The state’s potential for avoiding another surge will depend on those numbers going up, and on vaccination rates going up around the world. Coronavirus continues to devastate India, increasing the risk that a variant could break through vaccine immunity.
“As long as the virus is able to circulate, it can mutate and we can end up with more deadly variants, which would send us in the wrong direction,” said Illinois Department of Public Health Director Dr. Ngozi Ezike at a news conference in Chicago this week.
“The quickest way for life to return to normal is for more people to get vaccinated,” Ezike added.
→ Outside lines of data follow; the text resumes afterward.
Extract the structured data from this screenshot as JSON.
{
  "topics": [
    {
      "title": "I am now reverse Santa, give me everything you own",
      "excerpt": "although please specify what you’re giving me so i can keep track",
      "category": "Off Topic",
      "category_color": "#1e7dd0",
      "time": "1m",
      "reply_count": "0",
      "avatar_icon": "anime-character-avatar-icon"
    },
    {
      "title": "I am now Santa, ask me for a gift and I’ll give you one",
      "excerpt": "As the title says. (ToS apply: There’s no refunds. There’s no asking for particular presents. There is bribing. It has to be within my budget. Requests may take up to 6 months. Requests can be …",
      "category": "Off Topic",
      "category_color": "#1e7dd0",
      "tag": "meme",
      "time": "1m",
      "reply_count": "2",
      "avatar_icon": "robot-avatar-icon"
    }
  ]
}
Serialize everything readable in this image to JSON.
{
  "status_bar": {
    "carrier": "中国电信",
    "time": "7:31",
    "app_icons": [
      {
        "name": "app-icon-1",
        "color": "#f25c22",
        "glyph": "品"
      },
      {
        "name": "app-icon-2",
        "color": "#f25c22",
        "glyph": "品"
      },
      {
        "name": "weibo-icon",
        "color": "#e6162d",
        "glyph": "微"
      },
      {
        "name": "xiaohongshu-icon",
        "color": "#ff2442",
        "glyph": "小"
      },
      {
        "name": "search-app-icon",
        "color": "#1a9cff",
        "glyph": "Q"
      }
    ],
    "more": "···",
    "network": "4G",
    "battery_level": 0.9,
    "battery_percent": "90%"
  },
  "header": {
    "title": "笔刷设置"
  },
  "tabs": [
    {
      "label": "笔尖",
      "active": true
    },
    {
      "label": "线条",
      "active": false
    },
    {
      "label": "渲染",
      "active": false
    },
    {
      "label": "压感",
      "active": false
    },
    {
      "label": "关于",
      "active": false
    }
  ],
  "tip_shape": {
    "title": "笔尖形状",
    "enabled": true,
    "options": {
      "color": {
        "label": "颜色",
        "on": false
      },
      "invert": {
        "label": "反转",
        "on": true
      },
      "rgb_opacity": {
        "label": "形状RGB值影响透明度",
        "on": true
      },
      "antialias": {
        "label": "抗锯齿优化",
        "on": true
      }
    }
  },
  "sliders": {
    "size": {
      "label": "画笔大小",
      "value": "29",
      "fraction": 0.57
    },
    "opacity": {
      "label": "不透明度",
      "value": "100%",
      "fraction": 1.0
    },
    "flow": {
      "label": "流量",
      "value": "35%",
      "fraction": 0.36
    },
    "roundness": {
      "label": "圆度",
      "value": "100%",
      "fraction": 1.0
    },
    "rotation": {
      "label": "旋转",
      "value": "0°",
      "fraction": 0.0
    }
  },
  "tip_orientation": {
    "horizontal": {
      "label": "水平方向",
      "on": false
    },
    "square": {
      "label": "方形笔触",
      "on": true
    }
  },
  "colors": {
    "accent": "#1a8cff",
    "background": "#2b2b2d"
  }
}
Vaccinators have started bringing shots to people rather than waiting for people to seek them out. The shift comes as supply outweighs demand.
As mass vaccination clinics wind down in southwestern Illinois, it will become easier for patients to get vaccinated at their doctor’s office, work, school, express medical clinic or local pharmacy without an appointment — akin to getting an annual flu shot. Health officials hope easier access will send the vaccination rate higher as they address hesitancy among others.
Though the St. Clair County mass vaccination site at Belle-Clair Fairgrounds will close May 30, the county is planning mobile clinics. The health department will set up clinics at area high schools and pop-up events in communities, said county emergency management agency assistant director Bryan Whitaker. The temporary clinics will operate in addition to a permanent site at the county health department at 330 W. Main in Belleville.
“We’re going to see this transition into these mobile, pop-up clinics where we see the need happen the most,” Whitaker said in a news conference Monday.
These next steps are universal across the country, Garza said. The demand for vaccinations may have slowed, but taking vaccines to the people is an expected part of such a massive public health undertaking.
“The final mile in the marathon is the toughest, and this is the toughest mile trying to get those pockets of people because it takes a lot of on-the-ground work and understanding the issues of what are preventing vaccinations,” Garza said. “So, now it becomes much more of a ground game.”
Kelsey Landis is a reporter with the Belleville News-Democrat, a news partner of St. Louis Public Radio.